Apparently Obama got the memo, my favorite, Sonia Sotomayor, will be nominated for the Supreme Court this morning. This bio from the NYTimes has been cited so much it’s amost trite by now, but it bears repeating.
Her potential appeal to President Obama as a nominee to the Supreme Court also derives in part from her personal story, a version of the up-from-modest-circumstances tales that have long been used to build political support. Judge Sotomayor, 54, grew up in a Bronx housing project, a child of Puerto Rican parents. She would be the court’s first Hispanic justice.
Her father died when she was 9, leaving her mother to raise her and a brother. In speeches to Latino groups over the years, Judge Sotomayor has recalled how her mother worked six days a week as a nurse to send her and her brother to Catholic school, purchased the only set of encyclopedias in the neighborhood and kept a warm pot of rice and beans on the stove every day for their friends.
She loved Nancy Drew mysteries, she once said, and yearned to be a police detective. But a doctor who diagnosed her childhood diabetes suggested that would be difficult. She traded her adoration of Nancy for an allegiance to Perry — she became a fan of Perry Mason on television, she said, and decided to become a lawyer.
She went to Princeton, which she has described as a life-changing experience. When she arrived on campus from the Bronx, she said it was like “a visitor landing in an alien country.” She never raised her hand in her first year there. “I was too embarrassed and too intimidated to ask questions,” Judge Sotomayor said.
In one speech, she sounded some themes similar to Mr. Obama’s description of his social uncertainties as a biracial youth in a largely white society.

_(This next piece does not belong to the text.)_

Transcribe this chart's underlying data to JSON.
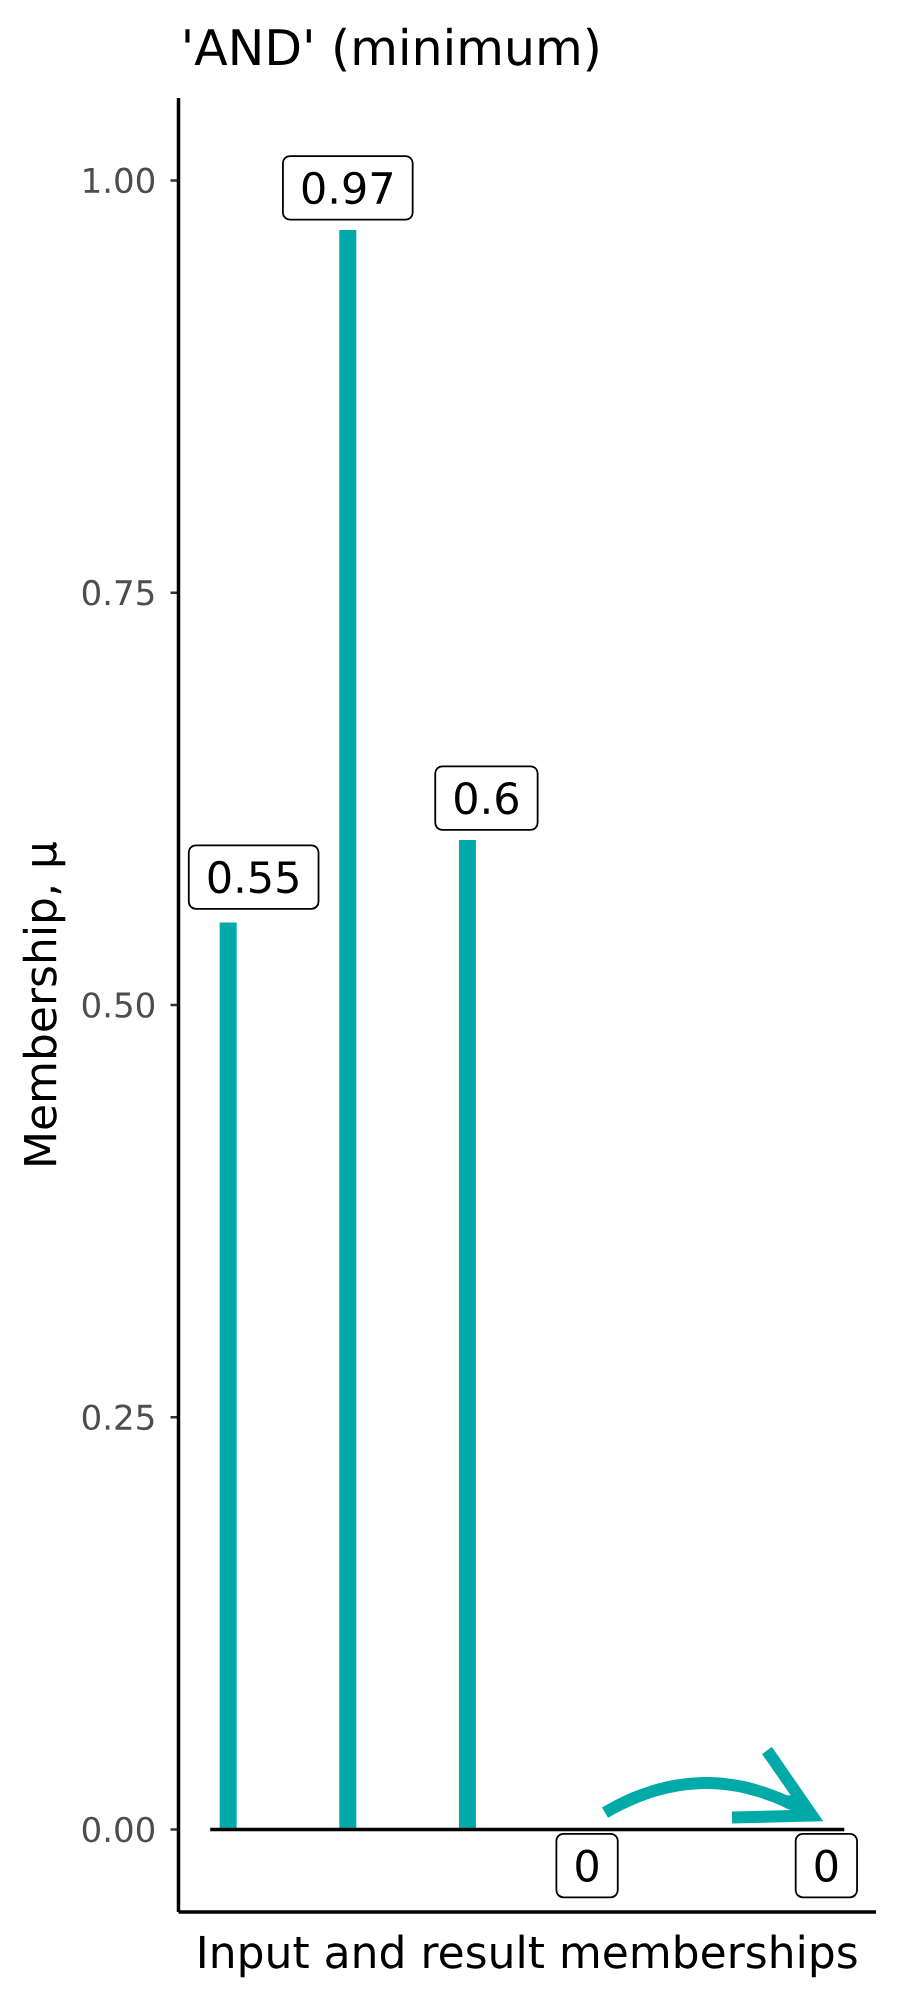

“I have spent my years since Princeton, while at law school and in my various professional jobs, not feeling completely a part of the worlds I inhabit,” she said, adding that that despite her accomplishments, “I am always looking over my shoulder wondering if I measure up.”
After graduating summa cum laude from Princeton, she went to Yale Law School, worked for Robert M. Morgenthau in the Manhattan District Attorney’s Office and spent time in private practice before being named to the bench.
She will be a worthy addition, and thank heavens they didn’t listen to the idiocy coming from TNR on her record and abilities.
The wingnuts are going to piss and moan about a clip where she speaks of the appeals court making policy.
All good and fine, but that’s not what she actually said. Listen to the whole thing.
She’s talking about the difference between appeals court, where you are looking at precedent and district court which deals with facts of the individual case. It makes perfect sense and is completely accurate when you look at the whole thing. Doesn’t mean the wingnuts won’t trumpet soundbites that mislead and lie.